RENTRÉE SOCIALE. LES PATRONS CRAIGNENT L’EFFET BOOMERANG DES INÉGALITÉS dans POLITIQUE

RENTRÉE SOCIALE. LES PATRONS CRAIGNENT L’EFFET BOOMERANG DES INÉGALITÉS

Vendredi, 30 Août, 2019

Réunis à l’hippodrome de Paris-Longchamp, les adhérents du Medef ont longuement communiqué sur la lutte contre les inégalités, qui passe par une « régulation » du capitalisme… qu’ils n’entendent pas remettre en question.

 

Les patrons se sentent sous pression. Ils mesurent, bien qu’à contretemps du reste de la population, une « remise en cause violente contre le système », reconnaissait mercredi Geoffroy Roux de Bézieux, le président du Mouvement des entrepreneurs de France (Medef), lors de son discours d’ouverture de l’université d’été, rebaptisée « Rencontre des entrepreneurs de France ». Car « l’idée libérale est remise en cause partout », déplore-t-il. D’où le mot d’ordre exceptionnel du rendez-vous annuel des patrons : la lutte contre les inégalités. Affichage autant que peur d’un retour de bâton, dans la foulée du mouvement des gilets jaunes, qui, après avoir ciblé le pouvoir politique, pourraient faire porter leur colère sur les inégalités, y compris dans l’entreprise.
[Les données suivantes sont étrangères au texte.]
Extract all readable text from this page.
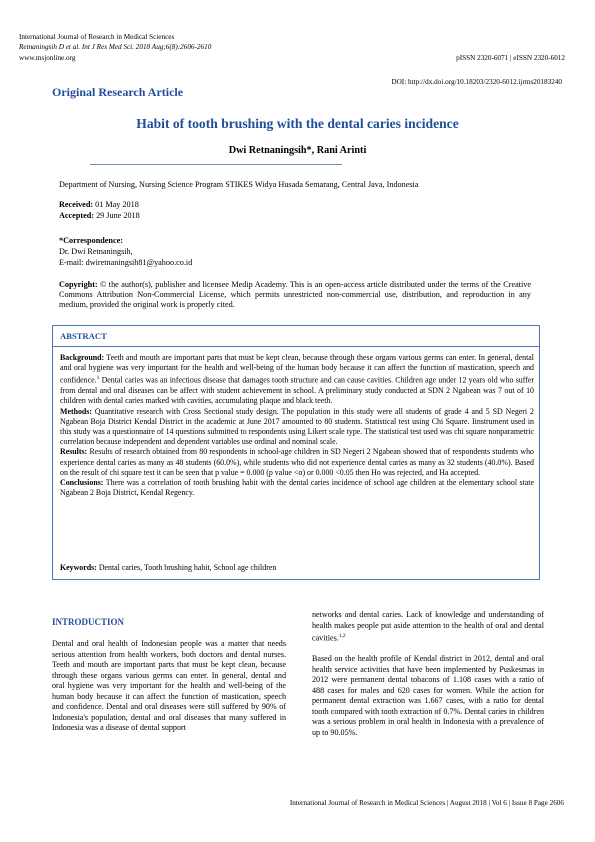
International Journal of Research in Medical Sciences
Retnaningsih D et al. Int J Res Med Sci. 2018 Aug;6(8):2606-2610
www.msjonline.org	pISSN 2320-6071 | eISSN 2320-6012
DOI: http://dx.doi.org/10.18203/2320-6012.ijrms20183240
Original Research Article
Habit of tooth brushing with the dental caries incidence
Dwi Retnaningsih*, Rani Arinti
Department of Nursing, Nursing Science Program STIKES Widya Husada Semarang, Central Java, Indonesia
Received: 01 May 2018
Accepted: 29 June 2018
*Correspondence:
Dr. Dwi Retnaningsih,
E-mail: dwiretnaningsih81@yahoo.co.id
Copyright: © the author(s), publisher and licensee Medip Academy. This is an open-access article distributed under the terms of the Creative Commons Attribution Non-Commercial License, which permits unrestricted non-commercial use, distribution, and reproduction in any medium, provided the original work is properly cited.
ABSTRACT

Background: Teeth and mouth are important parts that must be kept clean, because through these organs various germs can enter. In general, dental and oral hygiene was very important for the health and well-being of the human body because it can affect the function of mastication, speech and confidence.$^1$ Dental caries was an infectious disease that damages tooth structure and can cause cavities. Children age under 12 years old who suffer from dental and oral diseases can be affect with student achievement in school. A preliminary study conducted at SDN 2 Ngabean was 7 out of 10 children with dental caries marked with cavities, accumulating plaque and black teeth.

Methods: Quantitative research with Cross Sectional study design. The population in this study were all students of grade 4 and 5 SD Negeri 2 Ngabean Boja District Kendal District in the academic at June 2017 amounted to 80 students. Statistical test using Chi Square. Iinstrument used in this study was a questionnaire of 14 questions submitted to respondents using Likert scale type. The statistical test used was chi square nonparametric correlation because independent and dependent variables use ordinal and nominal scale.

Results: Results of research obtained from 80 respondents in school-age children in SD Negeri 2 Ngabean showed that of respondents students who experience dental caries as many as 48 students (60.0%), while students who did not experience dental caries as many as 32 students (40.0%). Based on the result of chi square test it can be seen that p value = 0.000 (p value <α) or 0.000 <0.05 then Ho was rejected, and Ha accepted.

Conclusions: There was a correlation of tooth brushing habit with the dental caries incidence of school age children at the elementary school state Ngabean 2 Boja District, Kendal Regency.

Keywords: Dental caries, Tooth brushing habit, School age children
INTRODUCTION

Dental and oral health of Indonesian people was a matter that needs serious attention from health workers, both doctors and dental nurses. Teeth and mouth are important parts that must be kept clean, because through these organs various germs can enter. In general, dental and oral hygiene was very important for the health and well-being of the human body because it can affect the function of mastication, speech and confidence. Dental and oral diseases were still suffered by 90% of Indonesia's population, dental and oral diseases that many suffered in Indonesia was a disease of dental support

networks and dental caries. Lack of knowledge and understanding of health makes people put aside attention to the health of oral and dental cavities.$^{1,2}$

Based on the health profile of Kendal district in 2012, dental and oral health service activities that have been implemented by Puskesmas in 2012 were permanent dental tobacons of 1.108 cases with a ratio of 488 cases for males and 620 cases for women. While the action for permanent dental extraction was 1.667 cases, with a ratio for dental tooth compared with tooth extraction of 0.7%. Dental caries in children was a serious problem in oral health in Indonesia with a prevalence of up to 90.05%.

International Journal of Research in Medical Sciences | August 2018 | Vol 6 | Issue 8 Page 2606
Entre les vieux réflexes et le sentiment d’urgence

Les solutions sont-elles « dans les mains et les cerveaux » des entrepreneurs, comme le pense le président du Medef, tout en avouant être « parfois à la racine du problème » ? « La prospérité n’a pas été équitablement partagée », lâche Geoffroy Roux de Bézieux. Oui, lors de cette université d’été new-look, de telles choses ont été dites, à la grande surprise d’un Frédéric Beigbeder, l’écrivain ironisant sur ce congrès d’« alter-capitalistes »… La prégnance de cette thématique sur les débats est inédite. La façon dont elle est traitée, un peu moins. Certes, les voix discordantes invitées, à l’instar de Monique Pinçon-Charlot, ont pu avancer que « si vous avez fait ce choix (de mettre les inégalités en débat – NDLR), c’est parce que vous êtes inquiets. Vous savez que vous êtes en train de perdre la bataille ». Mais la tonalité générale a été résumée, jeudi matin, par un Nicolas Sarkozy très applaudi : « Cette recherche égalitaire ne va pas dans le bon sens. »

L’égalité est-elle « une obsession française », comme le clame l’un des intitulés de table ronde ? Plutôt une « passion », rappelait la journaliste Natacha Polony, qui insistait sur le fait qu’il n’y a « pas de liberté sans égalité », et vice versa. Si la liberté est une boussole des libéraux maintes fois consultée au cours de ces deux jours, la recherche de l’égalité est encore pour beaucoup une terra incognita. « On donne du travail » est une phrase très entendue dans les débats. Les vieux réflexes ont la vie dure, en témoigne cette saillie d’un chef d’entreprise de Paca, lors du débat « La pauvreté, jusqu’à quel seuil ? » (sic) : « Le taux de pauvreté, c’est un critère créé par la propagande stalinienne ! » Le Medef veut changer d’image, penser la « régulation du capitalisme » (le terme a été employé par plusieurs participants, dont Nicolas Sarkozy, qui n’avait pas cette préoccupation durant son mandat), mais ses adhérents n’ont pas tous pris la vague…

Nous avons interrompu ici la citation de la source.